Tuesday, June 15, 2010

Everybody's Fine


Yesterday afternoon, I wanted to have a few laughs before going back to the unfinished house chores, so I chose to watch a movie that looked funny- Everybody's Fine, which stars Robert de Niro, Drew Barrymore and one of my favorite Kates in Hollywood- Kate Beckinsale. ( How I love looking at pictures of Kate Moss, Kate Hudson, Cate Blanchett and Mary Kate Olsen). Ten minutes into the movie, it turned out I won't have a good laugh. Instead, I had a good cry.

The movie moved me to tears as I imagine my family in the same situation- without me, their mother. Frank, De Niro's character, was a new widower and in the movie, he tried to reconnect with his four children who have gone on their own in different places. He took a road trip to New York, Chicago and Las Vegas with the intention of surprising his children with his visit. Instead, it was he who was surprised at the discovery of concealed truths about the lives of all his children.

There were universal truths about family life depicted in the movie. Like- why do children speak truthfully to their mothers but not to their fathers? And why do parents find it hard to let go of their children? Perhaps, Kahlil Gibran's admonition to parents in The Prophet can give some enlightenment to us parents. He said-

Your children are not your children.
They are the sons and daughters of Life's longing for itself.
They come through you but not from you,
And though they are with you yet they belong not to you.

You may give them your love but not your thoughts,
For they have their own thoughts.
You may house their bodies but not their souls,
For their souls dwell in the house of tomorrow,
which you cannot visit, not even in your dreams.
You may strive to be like them,
but seek not to make them like you.
For life goes not backward nor tarries with yesterday.

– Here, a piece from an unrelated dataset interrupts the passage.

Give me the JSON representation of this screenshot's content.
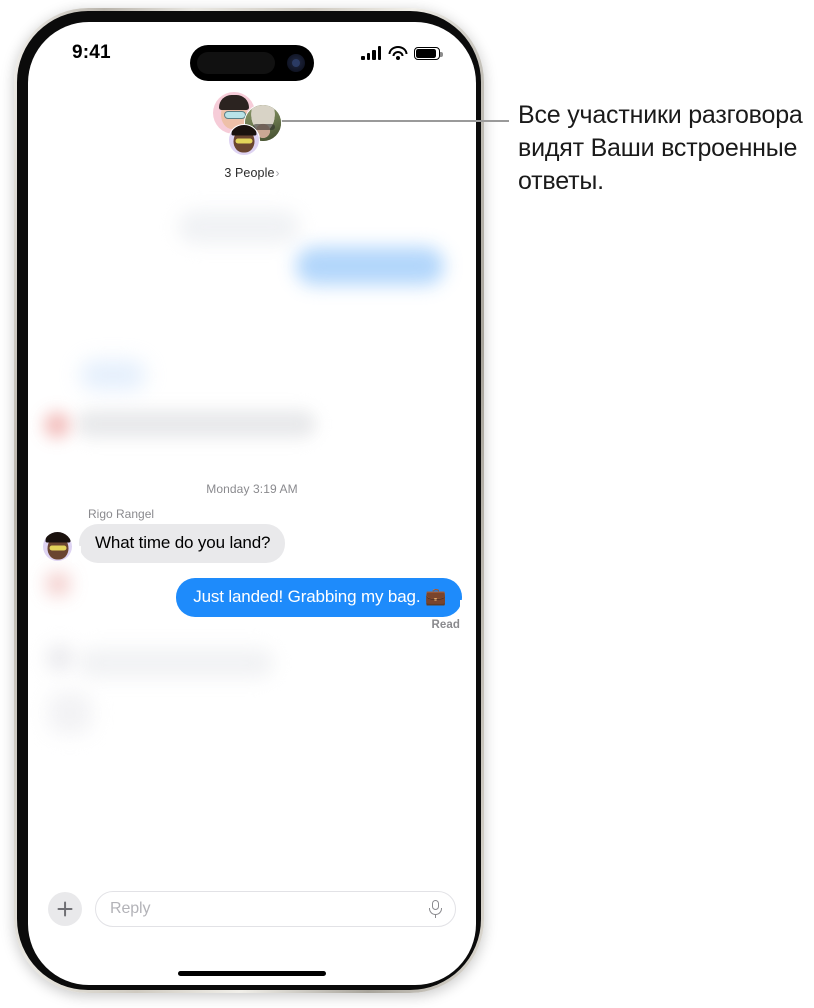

You are the bows from which your children
as living arrows are sent forth.
The archer sees the mark upon the path of the infinite,
and He bends you with His might
that His arrows may go swift and far.
Let your bending in the archer's hand be for gladness;
For even as He loves the arrow that flies,
so He loves also the bow that is stable.

When the time comes that the arrows have flown swiftly and afar, I wish that everybody's gonna be fine.